Однако надо было идти. Он сделал усилие и встал. В ближних улицах было уже темно, тихо. Парочки целовались в укромных уголках Рождественского и Страстного бульваров. На тёмном, пятнистом небе, устланном атласными хлопьями светлых облаков, круглилась поблёкшая, усталая жёлтая луна. Надо было искать пристанище. Он позвонил "отличнику", предложил встретиться. Тот отказался, отговорившись занятостью. Он готовился к "защите диплома" и чувствовал себя, по его словам, "без пяти минут инженером". Перед ним открывалось многообещающее будущее, в котором он намеревался оставаться отличником. Сомнительные знакомства были ему ни к чему.
Виктор зашел к другому однокласснику, с которым дружил с первого класса. Тот  уже не жил на прежнем месте, в старом ветшавшем мрачном доме с чёрными лестницами, прятавшемся среди закоулков. Его мать приняла бывшего товарища сына без всяких расспросов.
Переночевав, с утра Витя снова оказался на полной свободе, не зная, где преклонит голову вечером. Пошатавшись по улицам, к полудню забрёл на Тверской бульвар. Там на скамейках играли в шахматы, шашки, домино любители чуть ли не со всей Москвы. Их гнали с одного бульвара, они перекочёвывали на другой. Так, со Сретенского бульвара они добрались до Тверского.
Тут можно было встретить стариков и молодых, внешне благополучных, и неустроенных, довольных, и озлобленных жизнью, кандидата наук,  и артиста, трезвенника, и алкоголика; тут были простаки, и доки, наивные любители, и настоящие мастера игры. Одни приходили, чтобы заглушить безумную тягу к водке, другие, чтобы забыть о горе,  третьи просто коротали время. Бешено несущаяся жизнь оставалась за узорной решеткой бульвара. Это был маленький Эдемский сад для усталых и раненых душ, и ангел с огненным мечом не стоял у входа. Игроки являлись на бульвар часам к одиннадцати дня, сразу после завтрака, и оставались, делая перерыв на обед, до ночи.
"Ешьте меня, волки, но я не гуляю в вашем лесу. Я хожу на Тверской бульвар, где нахальный Дьякон, играющий на коньяк, обижает смиренных братьев, и пьяный Маляр учит интеллигентов логике игры", - записал  начинающий литератор в свой карманный блокнот.

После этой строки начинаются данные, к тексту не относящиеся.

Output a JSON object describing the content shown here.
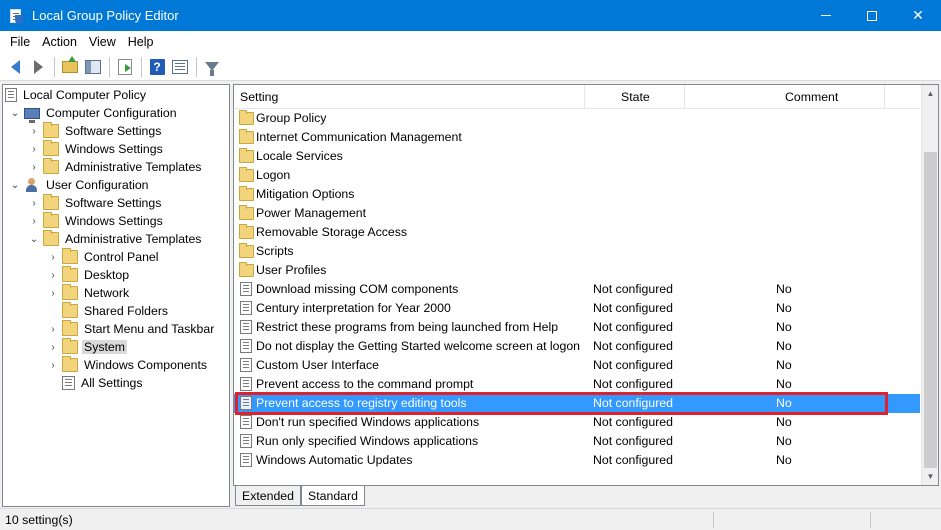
{
  "window": {
    "title": "Local Group Policy Editor",
    "controls": {
      "minimize": "",
      "maximize": "",
      "close": "✕"
    }
  },
  "menu": [
    "File",
    "Action",
    "View",
    "Help"
  ],
  "toolbar": {
    "buttons": [
      "back-arrow-icon",
      "forward-arrow-icon",
      "up-folder-icon",
      "show-hide-console-tree-icon",
      "export-list-icon",
      "help-icon",
      "properties-icon",
      "filter-icon"
    ]
  },
  "tree": [
    {
      "label": "Local Computer Policy",
      "level": 0,
      "chevron": "",
      "icon": "policy-doc"
    },
    {
      "label": "Computer Configuration",
      "level": 1,
      "chevron": "⌄",
      "icon": "computer"
    },
    {
      "label": "Software Settings",
      "level": 2,
      "chevron": "›",
      "icon": "folder"
    },
    {
      "label": "Windows Settings",
      "level": 2,
      "chevron": "›",
      "icon": "folder"
    },
    {
      "label": "Administrative Templates",
      "level": 2,
      "chevron": "›",
      "icon": "folder"
    },
    {
      "label": "User Configuration",
      "level": 1,
      "chevron": "⌄",
      "icon": "user"
    },
    {
      "label": "Software Settings",
      "level": 2,
      "chevron": "›",
      "icon": "folder"
    },
    {
      "label": "Windows Settings",
      "level": 2,
      "chevron": "›",
      "icon": "folder"
    },
    {
      "label": "Administrative Templates",
      "level": 2,
      "chevron": "⌄",
      "icon": "folder"
    },
    {
      "label": "Control Panel",
      "level": 3,
      "chevron": "›",
      "icon": "folder"
    },
    {
      "label": "Desktop",
      "level": 3,
      "chevron": "›",
      "icon": "folder"
    },
    {
      "label": "Network",
      "level": 3,
      "chevron": "›",
      "icon": "folder"
    },
    {
      "label": "Shared Folders",
      "level": 3,
      "chevron": "",
      "icon": "folder"
    },
    {
      "label": "Start Menu and Taskbar",
      "level": 3,
      "chevron": "›",
      "icon": "folder"
    },
    {
      "label": "System",
      "level": 3,
      "chevron": "›",
      "icon": "folder",
      "selected": true
    },
    {
      "label": "Windows Components",
      "level": 3,
      "chevron": "›",
      "icon": "folder"
    },
    {
      "label": "All Settings",
      "level": 3,
      "chevron": "",
      "icon": "all-settings"
    }
  ],
  "list": {
    "columns": {
      "setting": "Setting",
      "state": "State",
      "comment": "Comment"
    },
    "rows": [
      {
        "name": "Group Policy",
        "state": "",
        "comment": "",
        "icon": "folder"
      },
      {
        "name": "Internet Communication Management",
        "state": "",
        "comment": "",
        "icon": "folder"
      },
      {
        "name": "Locale Services",
        "state": "",
        "comment": "",
        "icon": "folder"
      },
      {
        "name": "Logon",
        "state": "",
        "comment": "",
        "icon": "folder"
      },
      {
        "name": "Mitigation Options",
        "state": "",
        "comment": "",
        "icon": "folder"
      },
      {
        "name": "Power Management",
        "state": "",
        "comment": "",
        "icon": "folder"
      },
      {
        "name": "Removable Storage Access",
        "state": "",
        "comment": "",
        "icon": "folder"
      },
      {
        "name": "Scripts",
        "state": "",
        "comment": "",
        "icon": "folder"
      },
      {
        "name": "User Profiles",
        "state": "",
        "comment": "",
        "icon": "folder"
      },
      {
        "name": "Download missing COM components",
        "state": "Not configured",
        "comment": "No",
        "icon": "policy"
      },
      {
        "name": "Century interpretation for Year 2000",
        "state": "Not configured",
        "comment": "No",
        "icon": "policy"
      },
      {
        "name": "Restrict these programs from being launched from Help",
        "state": "Not configured",
        "comment": "No",
        "icon": "policy"
      },
      {
        "name": "Do not display the Getting Started welcome screen at logon",
        "state": "Not configured",
        "comment": "No",
        "icon": "policy"
      },
      {
        "name": "Custom User Interface",
        "state": "Not configured",
        "comment": "No",
        "icon": "policy"
      },
      {
        "name": "Prevent access to the command prompt",
        "state": "Not configured",
        "comment": "No",
        "icon": "policy"
      },
      {
        "name": "Prevent access to registry editing tools",
        "state": "Not configured",
        "comment": "No",
        "icon": "policy",
        "selected": true
      },
      {
        "name": "Don't run specified Windows applications",
        "state": "Not configured",
        "comment": "No",
        "icon": "policy"
      },
      {
        "name": "Run only specified Windows applications",
        "state": "Not configured",
        "comment": "No",
        "icon": "policy"
      },
      {
        "name": "Windows Automatic Updates",
        "state": "Not configured",
        "comment": "No",
        "icon": "policy"
      }
    ]
  },
  "tabs": [
    "Extended",
    "Standard"
  ],
  "status": {
    "text": "10 setting(s)"
  },
  "colors": {
    "titlebar": "#0078d7",
    "selection": "#3399ff",
    "highlight_border": "#e0202a"
  }
}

Маляр было прозвище одного из игроков, вероятно, по профессии, которой некогда добывал себе хлеб этот человек. Теперь же, если и работал, то от случая к случаю. Трезвым на бульваре его никто не видел. Неверной рукой едва двигая шашки, он бормотал что-то невразумительное и вдруг ослеплял всех, кто следил за его игрой, неожиданным ходом.
Среди излечившихся от пьянства был чернявый, желчный и молчаливый человек лет пятидесяти. Играл он вдумчиво, строго по теории, и выиграть у него было непросто. По всей видимости, он прошёл курс лечения в больнице и теперь переживал период мучительного отвыкания от спиртного. Игра в шашки помогала ему забыться, сжать, сократить время до вечера.
Не все из страждущих так мужественно и внешне спокойно  переживали переходную пору. Кто-то, махнув рукой, срывался, снова погружаясь в блаженно-мутное море - и зелёный змий радостно встречал его, обвивая и увлекая вглубь.  Один из таких неустойчивых, дрожа всем телом, беспокойно ёрзал на скамейке, поглядывая  в сторону гастронома. Чтобы обмануть жаждущий алкоголя организм, хроник шёл в ближайший киоск с газированный водой. Игольчатые пузырьки кололи раздражённые нервы. Выпив шипящий газами стакан воды, недавний алкоголик пьянел. Язык начинал заплетаться, глаза  сверкали стеклянным блеском, но дрожь прекращалась.
Почти все имели прозвища. За одним закрепилась кличка Синявский, по той причине, что он много и быстро говорил. Вадим Синявский был всеми уважаемый футбольный комментатор. Его бульварного двойника звали Игорь. Он был корреспондентом какой-то газеты и как почти все представители этой беспокойной профессии, частенько прикладывался к стаканчику. Другой, степенный, седой, но ещё бодрый старичок носил имя Моисей, вероятно, по фамилии. Был нервный, припадавший на одну ногу и опиравшийся на палку, бывший фронтовик Женя. Поймав противника на какую-нибудь комбинацию, начинал частить: "Неужели ты не видел? Неужели ты не видел?".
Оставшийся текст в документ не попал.